2026 ML Engineer / Data Scientist

Almeria AH

PythonLightGBMDartsML

Quantitative pipeline to decide whether there is real predictive edge in Almeria's vegetable market prices. Daily scrapers, 26 time series, 6 competing models and walk-forward expanding window with a binary PASS/FAIL criterion.

The Challenge

Almeria is Europe's greenhouse, but auction-house vegetable prices move in informational fog.
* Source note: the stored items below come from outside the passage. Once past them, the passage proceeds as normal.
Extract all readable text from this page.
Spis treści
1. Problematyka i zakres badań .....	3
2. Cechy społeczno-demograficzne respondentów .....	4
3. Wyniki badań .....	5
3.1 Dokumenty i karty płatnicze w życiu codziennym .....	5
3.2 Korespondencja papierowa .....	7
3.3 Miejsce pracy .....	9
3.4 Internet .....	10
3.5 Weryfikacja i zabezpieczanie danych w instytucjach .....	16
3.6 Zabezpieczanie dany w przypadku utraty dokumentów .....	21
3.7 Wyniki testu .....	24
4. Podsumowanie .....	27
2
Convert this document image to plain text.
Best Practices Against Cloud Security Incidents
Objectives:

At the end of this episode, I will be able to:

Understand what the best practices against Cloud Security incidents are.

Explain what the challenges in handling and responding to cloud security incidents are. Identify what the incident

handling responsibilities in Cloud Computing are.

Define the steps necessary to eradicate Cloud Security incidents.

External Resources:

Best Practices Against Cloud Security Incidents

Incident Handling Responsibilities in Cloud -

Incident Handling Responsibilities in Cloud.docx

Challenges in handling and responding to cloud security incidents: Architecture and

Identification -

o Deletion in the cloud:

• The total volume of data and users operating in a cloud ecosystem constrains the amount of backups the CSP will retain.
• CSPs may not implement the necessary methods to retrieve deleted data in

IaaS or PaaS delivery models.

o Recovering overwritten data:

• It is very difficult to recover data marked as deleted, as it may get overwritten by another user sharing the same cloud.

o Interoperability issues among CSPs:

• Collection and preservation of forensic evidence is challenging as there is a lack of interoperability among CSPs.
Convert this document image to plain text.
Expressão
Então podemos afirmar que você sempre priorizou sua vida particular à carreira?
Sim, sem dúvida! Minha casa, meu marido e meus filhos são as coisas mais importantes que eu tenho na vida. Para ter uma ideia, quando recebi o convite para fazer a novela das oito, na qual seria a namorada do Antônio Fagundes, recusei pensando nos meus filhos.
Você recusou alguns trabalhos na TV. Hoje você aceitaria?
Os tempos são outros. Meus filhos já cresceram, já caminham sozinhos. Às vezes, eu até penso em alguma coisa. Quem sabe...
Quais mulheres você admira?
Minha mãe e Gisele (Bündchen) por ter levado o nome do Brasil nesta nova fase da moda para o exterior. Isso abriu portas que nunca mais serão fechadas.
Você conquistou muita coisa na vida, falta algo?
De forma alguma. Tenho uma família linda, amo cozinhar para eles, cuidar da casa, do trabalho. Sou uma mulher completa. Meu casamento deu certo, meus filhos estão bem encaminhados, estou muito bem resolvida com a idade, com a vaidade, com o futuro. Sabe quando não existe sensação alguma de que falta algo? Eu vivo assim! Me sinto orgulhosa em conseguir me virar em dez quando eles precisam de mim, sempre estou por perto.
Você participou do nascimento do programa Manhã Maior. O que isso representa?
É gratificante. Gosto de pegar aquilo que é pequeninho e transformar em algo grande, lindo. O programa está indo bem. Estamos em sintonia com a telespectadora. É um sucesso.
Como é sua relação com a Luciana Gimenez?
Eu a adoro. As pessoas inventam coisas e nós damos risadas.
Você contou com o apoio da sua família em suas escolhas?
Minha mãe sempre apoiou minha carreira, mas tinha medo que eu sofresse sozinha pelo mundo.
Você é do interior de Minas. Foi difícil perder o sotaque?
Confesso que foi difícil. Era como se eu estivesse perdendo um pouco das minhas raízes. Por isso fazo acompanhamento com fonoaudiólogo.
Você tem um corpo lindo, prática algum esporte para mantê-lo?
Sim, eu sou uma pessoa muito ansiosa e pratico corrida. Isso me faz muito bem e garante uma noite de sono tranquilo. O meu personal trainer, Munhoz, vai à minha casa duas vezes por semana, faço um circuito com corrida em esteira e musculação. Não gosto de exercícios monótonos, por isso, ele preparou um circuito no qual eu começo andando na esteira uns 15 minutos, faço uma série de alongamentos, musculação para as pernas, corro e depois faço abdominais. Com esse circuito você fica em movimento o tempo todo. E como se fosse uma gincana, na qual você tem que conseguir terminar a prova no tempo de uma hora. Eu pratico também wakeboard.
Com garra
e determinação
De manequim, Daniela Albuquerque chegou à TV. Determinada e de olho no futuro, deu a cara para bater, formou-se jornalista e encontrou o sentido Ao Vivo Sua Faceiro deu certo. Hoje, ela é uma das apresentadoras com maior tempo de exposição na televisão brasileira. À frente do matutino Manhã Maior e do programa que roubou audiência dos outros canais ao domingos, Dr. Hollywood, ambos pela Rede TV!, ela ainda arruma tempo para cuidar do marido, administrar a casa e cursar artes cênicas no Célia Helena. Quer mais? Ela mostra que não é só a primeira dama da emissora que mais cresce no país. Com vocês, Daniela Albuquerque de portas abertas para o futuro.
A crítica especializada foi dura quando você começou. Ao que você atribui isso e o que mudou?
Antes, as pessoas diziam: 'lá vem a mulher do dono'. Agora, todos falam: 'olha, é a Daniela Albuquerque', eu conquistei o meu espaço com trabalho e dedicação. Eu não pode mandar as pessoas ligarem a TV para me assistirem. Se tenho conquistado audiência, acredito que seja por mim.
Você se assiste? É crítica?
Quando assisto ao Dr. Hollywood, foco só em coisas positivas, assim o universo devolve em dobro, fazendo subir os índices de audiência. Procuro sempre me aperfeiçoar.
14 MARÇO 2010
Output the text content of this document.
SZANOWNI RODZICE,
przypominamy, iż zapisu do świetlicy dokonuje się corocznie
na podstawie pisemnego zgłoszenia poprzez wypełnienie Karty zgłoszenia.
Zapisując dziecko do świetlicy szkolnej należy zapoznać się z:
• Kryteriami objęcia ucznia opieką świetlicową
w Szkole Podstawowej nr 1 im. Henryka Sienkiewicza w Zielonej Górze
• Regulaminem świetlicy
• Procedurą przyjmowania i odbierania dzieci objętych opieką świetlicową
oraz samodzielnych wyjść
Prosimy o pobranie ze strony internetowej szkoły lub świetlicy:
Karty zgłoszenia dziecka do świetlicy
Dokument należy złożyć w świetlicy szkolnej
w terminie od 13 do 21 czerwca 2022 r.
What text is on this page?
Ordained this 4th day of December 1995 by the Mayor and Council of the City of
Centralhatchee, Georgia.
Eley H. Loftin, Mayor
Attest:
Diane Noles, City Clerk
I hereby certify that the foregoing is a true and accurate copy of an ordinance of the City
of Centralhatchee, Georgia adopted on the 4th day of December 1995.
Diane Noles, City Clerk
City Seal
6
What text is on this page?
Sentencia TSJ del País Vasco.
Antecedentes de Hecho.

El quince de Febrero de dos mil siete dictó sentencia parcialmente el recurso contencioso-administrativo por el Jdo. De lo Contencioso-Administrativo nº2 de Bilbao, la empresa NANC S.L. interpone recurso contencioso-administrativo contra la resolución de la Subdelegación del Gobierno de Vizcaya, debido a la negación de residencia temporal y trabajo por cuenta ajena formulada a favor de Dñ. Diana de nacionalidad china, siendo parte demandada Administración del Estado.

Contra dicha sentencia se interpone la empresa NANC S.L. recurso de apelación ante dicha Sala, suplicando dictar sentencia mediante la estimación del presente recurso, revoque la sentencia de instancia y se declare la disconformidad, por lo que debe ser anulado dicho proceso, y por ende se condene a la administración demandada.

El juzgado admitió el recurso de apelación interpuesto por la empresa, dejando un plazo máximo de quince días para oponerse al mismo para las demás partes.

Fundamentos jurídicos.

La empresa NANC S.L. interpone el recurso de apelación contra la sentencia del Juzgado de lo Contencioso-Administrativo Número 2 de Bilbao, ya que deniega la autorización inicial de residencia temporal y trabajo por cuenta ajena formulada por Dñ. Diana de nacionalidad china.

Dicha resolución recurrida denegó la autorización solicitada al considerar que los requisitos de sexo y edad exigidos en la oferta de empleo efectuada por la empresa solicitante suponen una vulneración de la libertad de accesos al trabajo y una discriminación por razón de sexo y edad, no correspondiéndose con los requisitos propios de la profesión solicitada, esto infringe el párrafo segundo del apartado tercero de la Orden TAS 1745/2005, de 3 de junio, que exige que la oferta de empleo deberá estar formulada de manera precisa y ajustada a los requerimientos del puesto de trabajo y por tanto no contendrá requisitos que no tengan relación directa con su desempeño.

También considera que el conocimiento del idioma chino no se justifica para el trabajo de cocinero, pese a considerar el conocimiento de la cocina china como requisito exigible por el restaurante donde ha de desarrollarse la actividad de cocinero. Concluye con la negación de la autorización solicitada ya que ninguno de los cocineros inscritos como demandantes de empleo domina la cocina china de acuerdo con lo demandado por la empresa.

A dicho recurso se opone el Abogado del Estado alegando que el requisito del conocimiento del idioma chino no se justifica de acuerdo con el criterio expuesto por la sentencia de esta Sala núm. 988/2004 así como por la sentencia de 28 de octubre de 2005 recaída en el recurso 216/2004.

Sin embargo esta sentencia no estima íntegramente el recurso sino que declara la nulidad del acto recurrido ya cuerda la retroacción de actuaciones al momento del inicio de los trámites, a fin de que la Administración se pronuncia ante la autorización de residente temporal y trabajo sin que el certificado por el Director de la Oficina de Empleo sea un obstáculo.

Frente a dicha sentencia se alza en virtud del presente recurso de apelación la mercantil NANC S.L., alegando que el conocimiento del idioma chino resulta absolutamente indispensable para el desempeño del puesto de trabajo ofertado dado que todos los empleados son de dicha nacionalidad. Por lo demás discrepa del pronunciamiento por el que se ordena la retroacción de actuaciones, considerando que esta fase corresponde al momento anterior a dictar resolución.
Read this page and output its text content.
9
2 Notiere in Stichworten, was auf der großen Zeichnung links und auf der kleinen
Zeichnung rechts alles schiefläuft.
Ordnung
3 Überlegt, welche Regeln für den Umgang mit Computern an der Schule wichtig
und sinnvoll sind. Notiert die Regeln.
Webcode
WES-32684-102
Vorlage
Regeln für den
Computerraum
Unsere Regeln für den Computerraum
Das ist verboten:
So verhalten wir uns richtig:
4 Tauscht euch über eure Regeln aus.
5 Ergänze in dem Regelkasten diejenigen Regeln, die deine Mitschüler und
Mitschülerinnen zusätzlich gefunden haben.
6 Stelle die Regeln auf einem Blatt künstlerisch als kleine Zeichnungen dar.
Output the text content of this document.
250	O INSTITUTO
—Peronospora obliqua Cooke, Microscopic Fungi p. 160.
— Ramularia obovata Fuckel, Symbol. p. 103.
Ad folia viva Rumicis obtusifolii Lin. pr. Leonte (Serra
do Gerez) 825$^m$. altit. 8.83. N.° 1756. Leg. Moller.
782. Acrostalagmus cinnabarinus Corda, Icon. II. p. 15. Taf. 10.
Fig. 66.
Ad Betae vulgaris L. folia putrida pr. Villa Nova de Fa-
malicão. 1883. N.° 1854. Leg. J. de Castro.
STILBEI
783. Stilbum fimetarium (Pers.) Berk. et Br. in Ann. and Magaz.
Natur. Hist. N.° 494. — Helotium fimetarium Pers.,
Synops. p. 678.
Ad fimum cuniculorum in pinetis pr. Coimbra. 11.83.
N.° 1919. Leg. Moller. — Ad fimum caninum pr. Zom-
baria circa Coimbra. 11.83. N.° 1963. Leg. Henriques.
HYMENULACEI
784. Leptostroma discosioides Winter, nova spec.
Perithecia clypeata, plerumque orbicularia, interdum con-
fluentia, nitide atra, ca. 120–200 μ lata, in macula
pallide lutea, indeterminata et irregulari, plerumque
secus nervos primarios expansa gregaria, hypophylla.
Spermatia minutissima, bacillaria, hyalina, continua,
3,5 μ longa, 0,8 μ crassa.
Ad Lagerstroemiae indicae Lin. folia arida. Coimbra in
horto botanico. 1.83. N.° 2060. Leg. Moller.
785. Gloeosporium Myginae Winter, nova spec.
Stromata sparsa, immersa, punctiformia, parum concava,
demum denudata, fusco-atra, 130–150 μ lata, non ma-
Before investing in a prediction product, I needed to answer a binary question: can a naive baseline be beaten using public data?

Results

  • 26 time series (5 products × 6 auction houses) since January 2025
  • 6 competing models with walk-forward expanding window
  • Point metrics (MAE/RMSE/MAPE) + interval metrics (pinball, 80/95% coverage)
  • Explicit go/no-go criterion: ≥15% MAE improvement vs naive baseline

The Solution

I built an end-to-end research pipeline: four daily scrapers (fhalmeria, ASAJA, AEMET, hortoinfo), idempotent normalization in SQLite, lag + weather + news features, six competing models (Naive, SeasonalNaive, ARIMA, LGBM, LGBMMeteo, LGBMRich) and walk-forward expanding window with point and interval metrics. The go/no-go criterion is explicit: beat the baseline by ≥15% MAE.

Motivation

I wanted a project where methodological rigor was the feature, not the decoration. If the answer is PASS there's a product in 2027; if it's FAIL, I archive the hypothesis with data and avoid repeating the experiment out of forgetfulness years later.

Challenges

The trickiest part was avoiding leakage in walk-forward: each window can only see data available at its actual point in time, forcing feature versioning (forecast vs realized weather, previous day's news, etc.). And the fhalmeria price-board scrapers change format every few weeks.

Learnings

I learned that a well-measured naive baseline is the best intellectual-honesty tool for an ML project: if you can't beat it consistently in walk-forward, you don't have a product. And that writing a binary PASS/FAIL criterion before the experiment saves months of self-deception.

Context

Research in its final phase. Go/no-go verdict pending before 2026-09-30. Not a product in 2026; the output is a public verdict document.